Церковная ограда. Шершавые вязы и мшистые берёзы. Длинная зелёная скамейка, залитая дымчатым вечерним солнцем. На скамейке сидят исповедники и ждут начала Великого повечерия. С колокольни раздаются голоса ребят, вспугивающие церковных голубей. Кто-то увидел меня с высоты и кличет:

— Ва-а-сь-ка! Сыпь сюда!

Я как будто бы не слышу, а самому очень хочется подняться по старой скрипучей лестнице на колокольню, позвонить в колокол, с замиранием сердца поглядеть на разбросанный город и следить, как тонкие бирюзовые сумерки окутывают вечернюю землю, и слушать, как замирают и гаснут вечерние шумы.

— Одежду и сапоги измызгаешь, — вздыхаю я, — нехорошо, когда ты во всём новом!

— И вот, светы мои, в пустыне-то этой подвизались три святолепных старца, — рассказывает исповедникам дядя Осип, кладбищенский сторож. — Молились, постились и трудились… да… трудились… А кругом одна пустыня…

Я вникаю в слова дяди Осипа, и мне представляется пустыня, почему-то в виде неба без облаков.

— Васька! И ты исповедаться? — раздаётся сиплый голос Витьки.

На него я смотрю сердито. Вчера я проиграл ему три копейки, данные матерью, чтобы купить мыла для стирки, за что и влетело мне по загривку.
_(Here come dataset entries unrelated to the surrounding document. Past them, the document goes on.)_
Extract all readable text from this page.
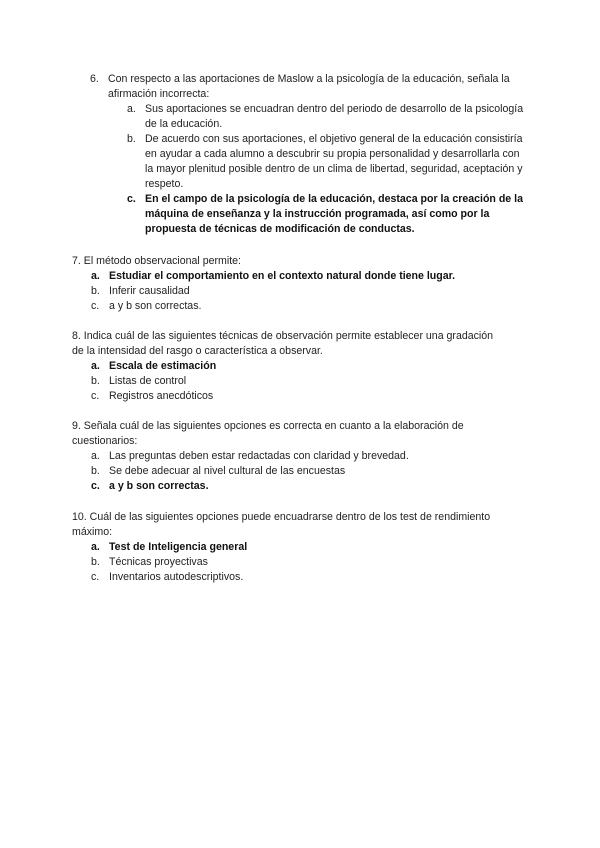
6. Con respecto a las aportaciones de Maslow a la psicología de la educación, señala la afirmación incorrecta:
a. Sus aportaciones se encuadran dentro del periodo de desarrollo de la psicología de la educación.
b. De acuerdo con sus aportaciones, el objetivo general de la educación consistiría en ayudar a cada alumno a descubrir su propia personalidad y desarrollarla con la mayor plenitud posible dentro de un clima de libertad, seguridad, aceptación y respeto.
c. En el campo de la psicología de la educación, destaca por la creación de la máquina de enseñanza y la instrucción programada, así como por la propuesta de técnicas de modificación de conductas.
7. El método observacional permite:
a. Estudiar el comportamiento en el contexto natural donde tiene lugar.
b. Inferir causalidad
c. a y b son correctas.
8. Indica cuál de las siguientes técnicas de observación permite establecer una gradación de la intensidad del rasgo o característica a observar.
a. Escala de estimación
b. Listas de control
c. Registros anecdóticos
9. Señala cuál de las siguientes opciones es correcta en cuanto a la elaboración de cuestionarios:
a. Las preguntas deben estar redactadas con claridad y brevedad.
b. Se debe adecuar al nivel cultural de las encuestas
c. a y b son correctas.
10. Cuál de las siguientes opciones puede encuadrarse dentro de los test de rendimiento máximo:
a. Test de Inteligencia general
b. Técnicas proyectivas
c. Inventarios autodescriptivos.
— Пойдем сыгранём в орла и решку, а? — упрашивает меня Витька, показывая пятак.

— С тобой играть не буду! Ты всегда жулишь!

— И вот пошли три старца в един град к мужу праведному, — продолжает дядя Осип.

Я смотрю на его седую длинную бороду и думаю: «Если бы дядя Осип не пьянствовал, то он обязательно был бы святым!..»

Великое повечерие. Исповедь. Густой душистый сумрак. В душу глядят строгие глаза батюшки в тёмных очках.

— Ну, сахар-то, поди, таскал без спросу? — ласково спрашивает меня.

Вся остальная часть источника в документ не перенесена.